Newly divorced and lacking in self-worth, the Susan Jensen of six years ago stood at the crossroads. Today, she’s a confident master’s degree candidate in one of the most prestigious graduate school programs her field offers.
What happened in between? Well, Carthage happened, for one thing.
Susan enrolled in the Adult Undergraduate Studies program, figuring it would follow the same fill-in-the-blank testing format as high school. The reality was far more challenging — and more rewarding.
“It’s more important that you’ve gotten the broader sense,” she said. “Everything isn’t given to you, neat and tidy. You have to figure it out for yourself.”
Her first appreciation for Carthage’s liberal arts foundation came during Western Heritage II, part of a required course sequence. Freshmen read, discuss, and write about key texts from the Greek and Roman worlds through the Renaissance and into our modern era.
Professor Ben DeSmidt urged those in the class to challenge their own assumptions, explaining how easily people can persuade themselves that a leaky argument is water-tight.
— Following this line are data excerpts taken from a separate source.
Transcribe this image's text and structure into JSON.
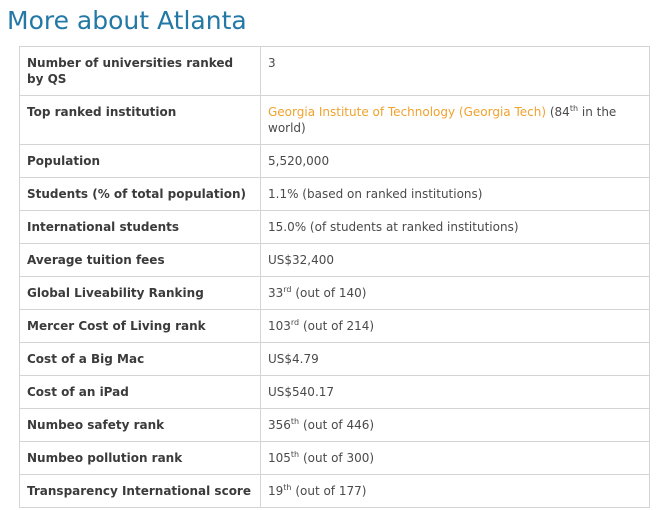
{
  "page": {
    "title": "More about Atlanta"
  },
  "rows": [
    {
      "label": "Number of universities ranked by QS",
      "value": "3"
    },
    {
      "label": "Top ranked institution",
      "link_text": "Georgia Institute of Technology (Georgia Tech)",
      "rank": "84",
      "rank_suffix": "th",
      "rest": " in the world)"
    },
    {
      "label": "Population",
      "value": "5,520,000"
    },
    {
      "label": "Students (% of total population)",
      "value": "1.1% (based on ranked institutions)"
    },
    {
      "label": "International students",
      "value": "15.0% (of students at ranked institutions)"
    },
    {
      "label": "Average tuition fees",
      "value": "US$32,400"
    },
    {
      "label": "Global Liveability Ranking",
      "rank": "33",
      "rank_suffix": "rd",
      "rest": " (out of 140)"
    },
    {
      "label": "Mercer Cost of Living rank",
      "rank": "103",
      "rank_suffix": "rd",
      "rest": " (out of 214)"
    },
    {
      "label": "Cost of a Big Mac",
      "value": "US$4.79"
    },
    {
      "label": "Cost of an iPad",
      "value": "US$540.17"
    },
    {
      "label": "Numbeo safety rank",
      "rank": "356",
      "rank_suffix": "th",
      "rest": " (out of 446)"
    },
    {
      "label": "Numbeo pollution rank",
      "rank": "105",
      "rank_suffix": "th",
      "rest": " (out of 300)"
    },
    {
      "label": "Transparency International score",
      "rank": "19",
      "rank_suffix": "th",
      "rest": " (out of 177)"
    }
  ],
  "colors": {
    "title": "#2378a6",
    "link": "#f0a22e",
    "border": "#d4d4d4",
    "text": "#4a4a4a"
  }
}
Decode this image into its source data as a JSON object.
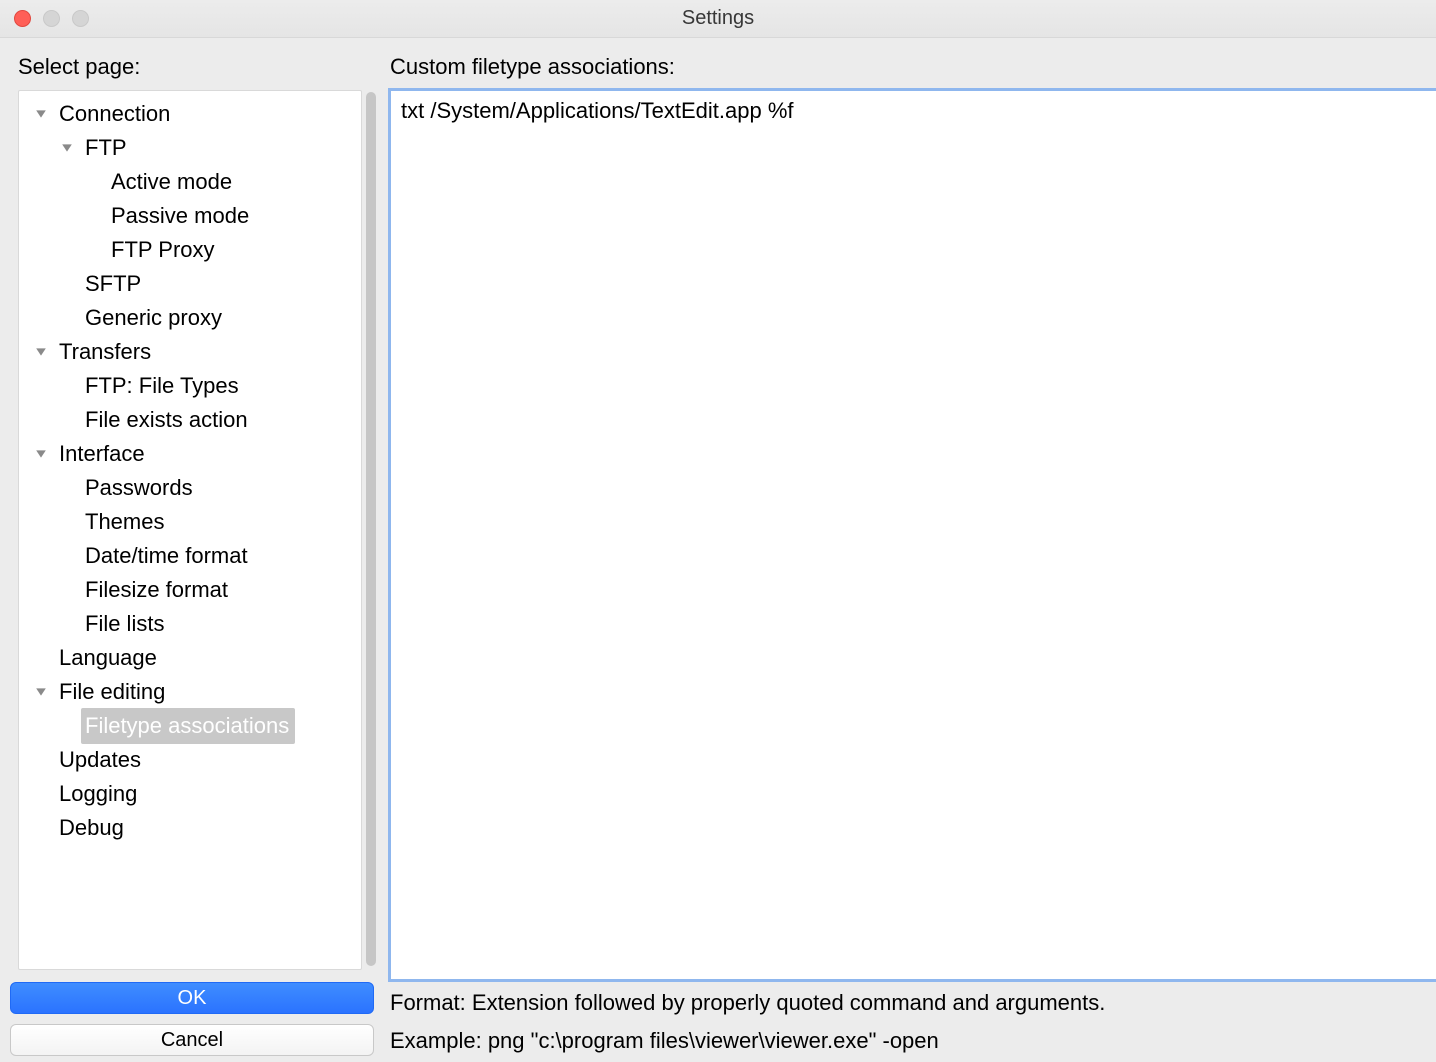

That lesson, later reinforced by Professor David Duncan’s insistence that students “own” their religious beliefs, stuck with Susan.
“Now, more than ever, a liberal arts education is crucial,” she said. “We need to be able to see what a logical argument is and discern what is reasonable and what isn’t.”
Her studies awakened passions for an unlikely pair of majors: religion and criminal justice. Thanks to the College’s broad-based approach, Susan beefed up skills like public speaking and even scientific lab research. Most importantly, supportive feedback from Professor Susan Ramsey and other faculty rekindled her self-confidence.
“I just needed someone to believe in me,” she said.
While her son Daniel ’18 remains on campus, pushing toward a degree in political science, Susan graduated in May 2016 and moved on to the University of Chicago Divinity School. There, she recently entered a graduate program in religious studies.
Eventually, she hopes to earn a doctorate and teach at the college level or work in counterterrorism. For now, Susan is thrilled to be able to maintain substantive conversations with international classmates from all over the faith spectrum.
“This is really huge for me, and my background at Carthage has given me a good springboard,” she said. “I’ve come to understand that learning is really a lifelong process, and it’s good to be introduced to new ideas.”